Ties to adults keep foster kids on track at school
| CHICAGO
Half the time, when kids come by the Project STRIVE office at Chicago's South Shore High School, they don't need help with applications or a disciplinary problem - they just want to say hello.
Recognizing the need for stabile relationships is one of the things that sets the program apart from others like it. Funded in part by the Illinois Department of Children and Family Services (IDCFS) and run by three nonprofits, Project STRIVE is based in 17 Chicago elementary and high schools. The same workers are there every day, acting as advocate, counselor, college adviser, cheerleader, liaison, and friend to the foster kids.
"These are kids who've had relationships and attachments broken," says David Simpson, director of Project STRIVE. "If they feel comfortable and secure, then they can do the schoolwork."
For the most part, education is still an afterthought for state child-welfare agencies. But some are beginning to realize its importance, particularly as studies highlight just how ill-equipped many foster children are to succeed in life. And across the country, a few small programs such as STRIVE, Treehouse in Seattle, and Advocates for Children (AFC) in New York are trying innovative approaches to get foster kids the education they deserve.
While the programs are scattered and have some limitations - STRIVE, for instance, works only in schools with large numbers of foster children - they serve as models for change.
AFC, a group which secures educational access for at-risk kids, started focusing on foster children after a 2000 survey made clear how few of them were having their needs met. A vast majority of kids weren't receiving extra help, even though they were failing classes, and very few of their foster parents were aware of the services they were entitled to.
Since then, AFC has worked with several foster-care agencies to train staff about education, build screening mechanisms to get kids referred to the right programs, and work with individual families. Children under 3, for instance, now automatically get referred to early-intervention programs.
But the challenges are still daunting. Gisela Alvarez, director of AFC's foster-care project, remembers one situation in which a foster parent called when a school refused to enroll two brothers (they had no records). AFC quickly got the boys in school - one in sixth- grade, one in ninth - and sought out the missing paper trail.
During six years in foster care, the brothers had been in seven different homes, in and out of New York City. Both were supposed to be in special ed, but neither had had the extra services for at least two years. They were more than three years behind in all subjects.
"When we found the records, it turned out the 16-year-old had passed ninth grade, and was repeating it, unnecessarily, for the third time," says Ms. Alvarez. AFC got the boys services, and extra tutoring to compensate for the lost years.
In Chicago, a new focus on education is in part due to a change in the way the state child-welfare agency, IDCFS, views its charges. Since 1997, the state has had marked success in placing children in permanent homes, reducing its rolls from more than 50,000 to about 19,000 children.
But with that success came a recognition that the remaining children most likely will not find homes - they need to be raised, not just temporarily given a roof. Project STRIVE is just one example of the department's new commitment to "well-being" indicators like education.
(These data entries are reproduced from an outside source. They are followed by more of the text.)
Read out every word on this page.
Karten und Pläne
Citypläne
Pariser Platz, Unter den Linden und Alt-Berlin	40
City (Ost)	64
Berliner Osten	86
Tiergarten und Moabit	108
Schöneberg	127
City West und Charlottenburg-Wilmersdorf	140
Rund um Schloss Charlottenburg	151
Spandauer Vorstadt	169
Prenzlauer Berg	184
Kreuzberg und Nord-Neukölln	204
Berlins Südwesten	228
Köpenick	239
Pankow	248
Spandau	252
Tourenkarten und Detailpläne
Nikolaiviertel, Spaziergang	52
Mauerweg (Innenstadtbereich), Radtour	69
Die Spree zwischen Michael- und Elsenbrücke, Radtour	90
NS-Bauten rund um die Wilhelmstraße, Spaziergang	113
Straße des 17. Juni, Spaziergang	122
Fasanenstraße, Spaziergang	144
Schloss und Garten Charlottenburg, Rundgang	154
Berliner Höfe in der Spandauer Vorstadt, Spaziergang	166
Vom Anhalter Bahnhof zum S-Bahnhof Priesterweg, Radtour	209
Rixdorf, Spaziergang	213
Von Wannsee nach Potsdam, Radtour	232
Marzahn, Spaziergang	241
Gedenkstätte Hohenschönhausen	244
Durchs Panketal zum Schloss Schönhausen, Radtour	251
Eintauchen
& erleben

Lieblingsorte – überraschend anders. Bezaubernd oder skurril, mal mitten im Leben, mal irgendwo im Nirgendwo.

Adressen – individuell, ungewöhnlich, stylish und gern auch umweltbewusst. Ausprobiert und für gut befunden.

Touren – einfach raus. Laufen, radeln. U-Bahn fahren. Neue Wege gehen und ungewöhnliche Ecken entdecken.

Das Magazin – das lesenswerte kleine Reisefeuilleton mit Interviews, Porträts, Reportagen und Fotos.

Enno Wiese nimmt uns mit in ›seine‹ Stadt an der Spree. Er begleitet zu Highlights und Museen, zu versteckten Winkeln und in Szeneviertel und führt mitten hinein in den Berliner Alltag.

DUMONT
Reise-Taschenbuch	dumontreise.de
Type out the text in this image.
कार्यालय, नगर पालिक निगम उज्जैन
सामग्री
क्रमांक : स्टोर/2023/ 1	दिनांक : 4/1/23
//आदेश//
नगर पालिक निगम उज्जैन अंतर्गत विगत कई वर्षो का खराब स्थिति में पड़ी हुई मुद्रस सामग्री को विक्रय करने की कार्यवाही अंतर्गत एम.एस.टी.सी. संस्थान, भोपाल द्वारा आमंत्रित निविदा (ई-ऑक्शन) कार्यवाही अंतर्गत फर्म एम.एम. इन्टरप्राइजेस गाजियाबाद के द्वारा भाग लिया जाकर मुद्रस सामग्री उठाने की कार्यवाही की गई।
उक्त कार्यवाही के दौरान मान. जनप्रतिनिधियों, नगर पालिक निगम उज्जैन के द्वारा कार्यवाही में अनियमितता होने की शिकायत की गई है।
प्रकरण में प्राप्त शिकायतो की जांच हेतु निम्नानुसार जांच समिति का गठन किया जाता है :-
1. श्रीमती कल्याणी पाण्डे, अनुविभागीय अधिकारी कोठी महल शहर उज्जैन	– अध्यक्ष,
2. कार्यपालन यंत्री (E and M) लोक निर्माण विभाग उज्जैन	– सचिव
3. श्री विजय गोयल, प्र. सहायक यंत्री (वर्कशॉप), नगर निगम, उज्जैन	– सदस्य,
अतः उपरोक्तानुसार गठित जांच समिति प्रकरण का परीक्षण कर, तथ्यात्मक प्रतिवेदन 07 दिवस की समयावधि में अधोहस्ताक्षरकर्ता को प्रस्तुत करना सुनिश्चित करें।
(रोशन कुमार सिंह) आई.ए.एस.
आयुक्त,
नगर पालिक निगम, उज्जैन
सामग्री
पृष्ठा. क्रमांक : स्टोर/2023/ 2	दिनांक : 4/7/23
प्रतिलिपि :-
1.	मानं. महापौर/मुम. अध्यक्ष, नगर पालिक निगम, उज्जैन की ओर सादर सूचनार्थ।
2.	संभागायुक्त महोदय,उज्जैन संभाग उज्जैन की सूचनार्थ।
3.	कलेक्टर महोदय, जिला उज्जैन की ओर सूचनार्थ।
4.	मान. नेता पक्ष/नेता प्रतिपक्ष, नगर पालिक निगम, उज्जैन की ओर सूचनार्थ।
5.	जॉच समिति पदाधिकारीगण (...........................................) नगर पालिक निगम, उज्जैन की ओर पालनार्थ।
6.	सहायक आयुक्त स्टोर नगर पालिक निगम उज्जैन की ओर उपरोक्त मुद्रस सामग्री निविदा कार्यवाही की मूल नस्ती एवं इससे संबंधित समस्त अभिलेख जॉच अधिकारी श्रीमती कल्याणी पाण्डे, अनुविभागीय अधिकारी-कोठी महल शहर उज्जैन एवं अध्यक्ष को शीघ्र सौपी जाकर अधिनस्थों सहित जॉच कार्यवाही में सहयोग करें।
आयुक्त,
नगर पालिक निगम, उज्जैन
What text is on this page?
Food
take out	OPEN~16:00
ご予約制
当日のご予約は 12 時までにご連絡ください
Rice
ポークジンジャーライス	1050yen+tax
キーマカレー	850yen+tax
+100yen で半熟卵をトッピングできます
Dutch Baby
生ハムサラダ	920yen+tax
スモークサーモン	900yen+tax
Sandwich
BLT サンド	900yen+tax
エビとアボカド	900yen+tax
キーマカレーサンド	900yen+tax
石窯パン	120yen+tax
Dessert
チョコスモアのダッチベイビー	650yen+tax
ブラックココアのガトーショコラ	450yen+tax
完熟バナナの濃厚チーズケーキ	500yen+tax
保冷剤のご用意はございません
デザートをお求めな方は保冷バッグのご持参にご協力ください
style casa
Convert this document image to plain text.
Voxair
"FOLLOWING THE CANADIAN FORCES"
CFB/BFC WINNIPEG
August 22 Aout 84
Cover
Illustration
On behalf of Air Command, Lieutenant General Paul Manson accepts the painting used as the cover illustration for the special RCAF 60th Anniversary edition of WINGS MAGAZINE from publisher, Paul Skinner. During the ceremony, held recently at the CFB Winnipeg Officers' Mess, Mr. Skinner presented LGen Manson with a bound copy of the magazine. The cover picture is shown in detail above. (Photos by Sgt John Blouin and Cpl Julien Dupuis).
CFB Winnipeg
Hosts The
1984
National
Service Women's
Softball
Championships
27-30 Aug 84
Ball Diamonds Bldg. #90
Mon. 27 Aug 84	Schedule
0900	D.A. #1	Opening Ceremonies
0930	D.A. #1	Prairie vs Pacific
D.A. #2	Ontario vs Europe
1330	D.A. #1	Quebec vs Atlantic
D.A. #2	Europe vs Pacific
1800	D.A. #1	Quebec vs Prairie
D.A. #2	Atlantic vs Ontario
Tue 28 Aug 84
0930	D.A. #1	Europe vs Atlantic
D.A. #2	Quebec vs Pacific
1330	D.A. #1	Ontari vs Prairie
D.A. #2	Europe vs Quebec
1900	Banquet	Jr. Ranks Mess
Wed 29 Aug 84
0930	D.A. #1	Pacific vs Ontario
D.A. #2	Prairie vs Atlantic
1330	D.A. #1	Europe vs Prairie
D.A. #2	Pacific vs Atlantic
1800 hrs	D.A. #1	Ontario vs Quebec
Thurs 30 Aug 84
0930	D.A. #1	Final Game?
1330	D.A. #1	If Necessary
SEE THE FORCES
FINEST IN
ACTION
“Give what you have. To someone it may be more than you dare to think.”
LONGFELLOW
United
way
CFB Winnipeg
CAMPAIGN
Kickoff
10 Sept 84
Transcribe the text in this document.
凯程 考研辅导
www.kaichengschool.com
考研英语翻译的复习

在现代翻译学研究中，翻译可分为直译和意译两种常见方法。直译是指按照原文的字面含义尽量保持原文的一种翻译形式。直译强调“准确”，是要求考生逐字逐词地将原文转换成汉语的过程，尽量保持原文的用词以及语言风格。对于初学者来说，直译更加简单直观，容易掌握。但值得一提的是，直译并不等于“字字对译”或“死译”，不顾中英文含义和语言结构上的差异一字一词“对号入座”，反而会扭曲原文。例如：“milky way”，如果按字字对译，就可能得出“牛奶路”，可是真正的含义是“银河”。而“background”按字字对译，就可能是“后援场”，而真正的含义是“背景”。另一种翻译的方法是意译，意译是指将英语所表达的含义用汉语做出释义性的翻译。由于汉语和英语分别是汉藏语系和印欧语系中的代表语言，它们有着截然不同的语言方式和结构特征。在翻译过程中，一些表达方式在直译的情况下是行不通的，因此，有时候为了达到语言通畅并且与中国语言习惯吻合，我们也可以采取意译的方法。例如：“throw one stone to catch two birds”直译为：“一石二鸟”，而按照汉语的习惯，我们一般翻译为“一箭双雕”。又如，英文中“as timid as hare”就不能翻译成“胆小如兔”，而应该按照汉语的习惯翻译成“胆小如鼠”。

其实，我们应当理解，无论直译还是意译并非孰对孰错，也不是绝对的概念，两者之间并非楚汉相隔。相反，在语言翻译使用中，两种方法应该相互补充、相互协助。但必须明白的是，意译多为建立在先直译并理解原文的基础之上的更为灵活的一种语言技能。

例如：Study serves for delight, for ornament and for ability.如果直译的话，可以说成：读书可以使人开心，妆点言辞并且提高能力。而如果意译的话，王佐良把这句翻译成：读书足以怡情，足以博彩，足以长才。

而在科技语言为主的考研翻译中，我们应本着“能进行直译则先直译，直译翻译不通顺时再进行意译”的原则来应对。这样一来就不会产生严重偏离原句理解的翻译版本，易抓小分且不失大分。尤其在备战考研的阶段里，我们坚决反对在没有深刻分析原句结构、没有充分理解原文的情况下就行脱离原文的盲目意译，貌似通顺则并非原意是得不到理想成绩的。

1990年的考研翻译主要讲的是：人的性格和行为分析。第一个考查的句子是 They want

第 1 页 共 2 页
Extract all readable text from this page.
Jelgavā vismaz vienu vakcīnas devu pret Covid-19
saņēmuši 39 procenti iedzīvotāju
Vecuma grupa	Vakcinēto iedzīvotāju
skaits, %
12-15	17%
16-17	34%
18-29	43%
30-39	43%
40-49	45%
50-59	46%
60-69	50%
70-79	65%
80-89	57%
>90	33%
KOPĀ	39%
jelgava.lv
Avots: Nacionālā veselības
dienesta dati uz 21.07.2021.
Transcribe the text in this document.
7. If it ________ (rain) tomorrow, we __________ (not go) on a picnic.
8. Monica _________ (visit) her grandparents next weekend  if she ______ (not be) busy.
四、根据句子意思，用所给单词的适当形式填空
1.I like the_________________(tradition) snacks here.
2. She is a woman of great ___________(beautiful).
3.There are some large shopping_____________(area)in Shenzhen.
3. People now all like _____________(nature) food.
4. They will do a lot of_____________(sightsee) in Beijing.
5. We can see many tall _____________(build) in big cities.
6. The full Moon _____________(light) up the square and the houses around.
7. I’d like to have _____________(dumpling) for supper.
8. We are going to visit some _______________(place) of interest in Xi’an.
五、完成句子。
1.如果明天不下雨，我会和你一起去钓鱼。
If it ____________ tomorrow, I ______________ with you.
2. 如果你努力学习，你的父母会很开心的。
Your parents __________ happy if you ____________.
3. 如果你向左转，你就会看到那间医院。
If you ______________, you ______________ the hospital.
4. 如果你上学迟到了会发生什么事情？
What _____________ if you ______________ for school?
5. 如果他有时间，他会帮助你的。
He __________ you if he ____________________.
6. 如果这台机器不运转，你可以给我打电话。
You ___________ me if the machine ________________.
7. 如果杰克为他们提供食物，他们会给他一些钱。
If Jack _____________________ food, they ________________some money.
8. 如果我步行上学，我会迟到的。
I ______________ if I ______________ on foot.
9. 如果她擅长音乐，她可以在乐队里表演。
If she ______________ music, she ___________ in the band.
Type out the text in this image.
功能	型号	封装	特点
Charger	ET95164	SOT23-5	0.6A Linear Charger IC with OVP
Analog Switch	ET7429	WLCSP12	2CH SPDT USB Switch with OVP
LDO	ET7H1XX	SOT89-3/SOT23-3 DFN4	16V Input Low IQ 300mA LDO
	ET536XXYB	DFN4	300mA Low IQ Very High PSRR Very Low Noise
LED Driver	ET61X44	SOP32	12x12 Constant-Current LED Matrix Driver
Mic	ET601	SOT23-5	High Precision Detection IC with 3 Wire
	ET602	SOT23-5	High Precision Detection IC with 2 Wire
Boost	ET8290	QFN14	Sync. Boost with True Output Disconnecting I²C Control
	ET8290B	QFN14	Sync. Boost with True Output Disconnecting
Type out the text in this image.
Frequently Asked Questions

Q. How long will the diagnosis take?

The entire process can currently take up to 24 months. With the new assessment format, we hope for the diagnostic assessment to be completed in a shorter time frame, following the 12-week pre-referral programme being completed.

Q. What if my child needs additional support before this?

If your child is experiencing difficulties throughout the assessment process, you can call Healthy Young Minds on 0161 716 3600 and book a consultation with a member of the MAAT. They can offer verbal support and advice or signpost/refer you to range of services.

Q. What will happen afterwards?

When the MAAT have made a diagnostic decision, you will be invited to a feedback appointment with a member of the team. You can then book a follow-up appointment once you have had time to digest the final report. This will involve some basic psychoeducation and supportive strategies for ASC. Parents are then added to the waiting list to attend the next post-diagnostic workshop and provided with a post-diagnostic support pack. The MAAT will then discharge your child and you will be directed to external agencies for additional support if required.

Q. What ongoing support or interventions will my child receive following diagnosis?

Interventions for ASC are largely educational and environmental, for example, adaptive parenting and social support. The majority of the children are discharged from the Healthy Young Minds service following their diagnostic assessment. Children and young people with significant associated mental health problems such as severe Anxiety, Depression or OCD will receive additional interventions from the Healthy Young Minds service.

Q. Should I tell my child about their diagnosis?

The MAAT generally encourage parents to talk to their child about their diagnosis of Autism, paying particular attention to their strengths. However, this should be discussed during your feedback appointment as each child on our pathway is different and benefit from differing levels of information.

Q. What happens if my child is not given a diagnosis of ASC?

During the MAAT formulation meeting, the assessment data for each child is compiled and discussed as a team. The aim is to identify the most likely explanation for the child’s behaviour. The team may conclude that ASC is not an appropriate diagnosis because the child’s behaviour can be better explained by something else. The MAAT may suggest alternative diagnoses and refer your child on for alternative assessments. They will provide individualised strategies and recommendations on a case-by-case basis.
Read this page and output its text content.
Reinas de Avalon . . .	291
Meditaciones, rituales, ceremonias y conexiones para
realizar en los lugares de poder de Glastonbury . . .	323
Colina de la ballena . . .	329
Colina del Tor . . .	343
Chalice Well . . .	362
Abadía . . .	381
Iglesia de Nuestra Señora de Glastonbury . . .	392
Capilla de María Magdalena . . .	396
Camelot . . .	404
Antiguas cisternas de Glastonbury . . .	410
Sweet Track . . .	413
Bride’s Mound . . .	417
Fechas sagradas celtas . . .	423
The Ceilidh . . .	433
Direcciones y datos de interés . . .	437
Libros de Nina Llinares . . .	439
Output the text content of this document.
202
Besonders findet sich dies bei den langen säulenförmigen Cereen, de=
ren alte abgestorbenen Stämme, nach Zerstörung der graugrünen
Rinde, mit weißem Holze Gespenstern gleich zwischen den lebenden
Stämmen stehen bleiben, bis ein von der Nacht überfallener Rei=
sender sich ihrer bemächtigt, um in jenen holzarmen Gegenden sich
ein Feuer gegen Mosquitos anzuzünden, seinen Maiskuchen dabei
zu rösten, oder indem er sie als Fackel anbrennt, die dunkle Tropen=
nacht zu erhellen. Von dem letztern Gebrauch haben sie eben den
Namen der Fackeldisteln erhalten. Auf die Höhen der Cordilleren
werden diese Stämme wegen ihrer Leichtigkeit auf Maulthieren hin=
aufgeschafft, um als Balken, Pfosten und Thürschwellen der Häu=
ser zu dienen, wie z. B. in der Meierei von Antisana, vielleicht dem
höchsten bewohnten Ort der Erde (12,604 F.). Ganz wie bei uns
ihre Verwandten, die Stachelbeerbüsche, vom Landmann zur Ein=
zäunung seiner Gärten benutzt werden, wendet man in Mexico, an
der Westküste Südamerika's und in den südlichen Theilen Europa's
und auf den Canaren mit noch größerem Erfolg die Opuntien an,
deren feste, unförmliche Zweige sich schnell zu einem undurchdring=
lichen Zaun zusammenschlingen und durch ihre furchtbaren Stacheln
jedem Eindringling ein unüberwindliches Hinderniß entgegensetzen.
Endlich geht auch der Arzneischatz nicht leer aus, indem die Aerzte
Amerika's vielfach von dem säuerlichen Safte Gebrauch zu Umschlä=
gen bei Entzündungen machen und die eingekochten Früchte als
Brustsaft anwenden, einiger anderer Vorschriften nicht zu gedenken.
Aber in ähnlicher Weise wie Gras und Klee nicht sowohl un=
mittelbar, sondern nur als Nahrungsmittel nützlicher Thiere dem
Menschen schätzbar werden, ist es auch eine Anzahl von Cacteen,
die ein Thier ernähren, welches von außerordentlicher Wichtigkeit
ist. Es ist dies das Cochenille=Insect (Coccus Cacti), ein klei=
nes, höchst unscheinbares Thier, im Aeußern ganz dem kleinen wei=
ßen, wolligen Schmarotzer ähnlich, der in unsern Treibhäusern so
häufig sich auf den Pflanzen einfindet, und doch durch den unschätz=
Its social workers do a little of everything - college-visit trips, help with applications, referring children to the right after-school program, working to minimize school transfers - but say a big piece of their work is simply being there.
Jose, for instance - a child labeled by the school as having behavior problems but a real desire to succeed - stops by the STRIVE office almost every day just to say hi. It's that basic relationship that lays the groundwork when more serious work is needed. Another student calls regularly - and gets help on his college applications - even though he switched to another school earlier this year.
"You can say what you want about curriculum," says Mr. Simpson. "But relationships are what cement things."